Naturalmente il buon proposito non sortì l’effetto
desiderato perché Ambra –sempre la solita- inciampò
su uno zaino e cadde rumorosamente. Dopo qualche minuto di risatine
convulse, un evidente imbarazzo di Ambra e qualche rimprovero da
parte della professoressa, la lezione cominciò. La classe
tornò nello stato di semi-dormiveglia in cui era prima,
sembrava che nessuno si fosse mosso dalla propria posizione tanto le
espressioni e i gesti erano li stessi di prima. Se non fosse stato
per il cambio di materia avrebbe potuto tranquillamente pensare che
se l’era immaginato, l’intervallo. La lezione procedeva
tranquillamente, la professoressa spiegava e, ovviamente, quasi
nessuno prendeva appunti, tranne alcune eccezioni. Stella incrociò
lo sguardo divertito di Andrea, che sedeva dall’altra parte
della stanza ma sempre all’ultimo banco, e gli lanciò un
sorriso complice, certa che avrebbero rinfacciato a Ambra quella
figuraccia fino alla fine dei suoi giorni. Conosceva Andrea fin
dalle scuole medie, quando era un grassoccio e impacciato ragazzino
di undici anni, e avevano fatto subito amicizia. Complice la passione
comune per Harry Potter e la lettura in generale. Avevano passato un
mese in completa simbiosi, e si erano detti di tutto. Avevano parlato
dei loro genitori, entrambi separati, dei loro sogni, dei loro
interessi, delle loro paure. Gli aveva detto cose che non aveva mai
detto nemmeno alle sue migliori amiche, paure che non avrebbe mai
confessato mai a nessun’altro.

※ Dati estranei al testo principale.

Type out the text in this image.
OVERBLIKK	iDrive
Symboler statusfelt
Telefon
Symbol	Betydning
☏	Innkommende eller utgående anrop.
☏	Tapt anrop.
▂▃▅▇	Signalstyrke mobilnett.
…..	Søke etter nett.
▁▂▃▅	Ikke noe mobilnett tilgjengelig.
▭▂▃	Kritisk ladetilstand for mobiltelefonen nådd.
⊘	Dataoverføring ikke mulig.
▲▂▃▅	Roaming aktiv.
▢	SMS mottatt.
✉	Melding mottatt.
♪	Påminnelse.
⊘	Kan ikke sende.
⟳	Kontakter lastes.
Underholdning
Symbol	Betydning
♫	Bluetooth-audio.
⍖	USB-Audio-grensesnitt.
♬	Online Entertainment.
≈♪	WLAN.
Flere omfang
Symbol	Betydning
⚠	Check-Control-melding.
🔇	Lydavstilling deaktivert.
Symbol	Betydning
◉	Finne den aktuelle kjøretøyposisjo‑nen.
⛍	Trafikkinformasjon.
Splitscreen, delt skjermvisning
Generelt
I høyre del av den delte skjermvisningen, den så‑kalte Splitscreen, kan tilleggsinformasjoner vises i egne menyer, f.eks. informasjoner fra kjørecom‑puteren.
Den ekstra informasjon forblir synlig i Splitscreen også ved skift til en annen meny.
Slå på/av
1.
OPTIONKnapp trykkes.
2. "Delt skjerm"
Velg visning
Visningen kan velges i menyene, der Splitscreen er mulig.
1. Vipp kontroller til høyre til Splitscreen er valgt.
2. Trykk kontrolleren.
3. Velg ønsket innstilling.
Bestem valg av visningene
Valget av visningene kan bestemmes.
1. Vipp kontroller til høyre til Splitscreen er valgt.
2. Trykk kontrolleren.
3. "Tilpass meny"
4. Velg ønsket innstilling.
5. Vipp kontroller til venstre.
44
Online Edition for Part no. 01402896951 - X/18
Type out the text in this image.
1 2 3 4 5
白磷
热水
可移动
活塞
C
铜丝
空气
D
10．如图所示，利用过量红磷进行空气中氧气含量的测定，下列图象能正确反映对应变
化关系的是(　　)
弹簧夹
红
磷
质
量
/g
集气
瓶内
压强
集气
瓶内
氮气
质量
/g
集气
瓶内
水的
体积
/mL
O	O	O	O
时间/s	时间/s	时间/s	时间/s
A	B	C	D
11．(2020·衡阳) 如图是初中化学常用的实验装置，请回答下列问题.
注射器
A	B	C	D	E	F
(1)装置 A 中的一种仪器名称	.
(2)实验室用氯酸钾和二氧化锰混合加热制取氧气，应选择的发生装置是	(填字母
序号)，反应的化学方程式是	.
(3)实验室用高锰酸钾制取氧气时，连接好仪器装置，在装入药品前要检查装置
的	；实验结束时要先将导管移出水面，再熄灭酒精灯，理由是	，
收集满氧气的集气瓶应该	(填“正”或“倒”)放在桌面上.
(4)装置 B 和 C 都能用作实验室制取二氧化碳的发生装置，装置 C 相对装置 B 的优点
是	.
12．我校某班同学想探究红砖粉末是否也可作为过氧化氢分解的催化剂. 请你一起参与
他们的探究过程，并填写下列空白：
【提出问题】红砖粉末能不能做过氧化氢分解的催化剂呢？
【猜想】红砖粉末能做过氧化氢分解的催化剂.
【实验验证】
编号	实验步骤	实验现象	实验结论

Con Andrea era così,
fin da subito c’era stata una specie di connessione, tra loro
due, un sentimento profondo che gli aveva uniti forse
inconsapevolmente. Ora, sedicenni e vaccinati, erano molto lontani
dall’essere i ragazzini che erano stati quando si erano
conosciuti, cinque anni prima, eppure non era cambiato molto. Erano
ancora… qualcosa. Più che migliori amici, più
che fratelli, più di qualsiasi cosa. Eppure, nonostante
ciò, nemmeno a lui era riuscita a confessare ciò che
provava verso Matteo. Non sapeva nemmeno lei il perché. Forse,
per la prima volta in vita sua, temeva il suo giudizio. Temeva che
gli dicesse, perfino lui, “sei una stupida, Stella, sei una
persona spregevole… è la tua migliore amica”. In
un attimo, come succedeva oramai troppo spesso, Stella si chiuse
dentro la sua fortezza di ferro, dentro quel guscio in cui nessuno,
nemmeno Andrea, riusciva ad entrare e si mise a guardare con occhi
malinconici e spenti fuori dalla finestra. Lasciando Andrea, per
l’ennesima volta, a chiedersi cosa stesse succedendo alla
ragazza a cui teneva più della sua stessa vita.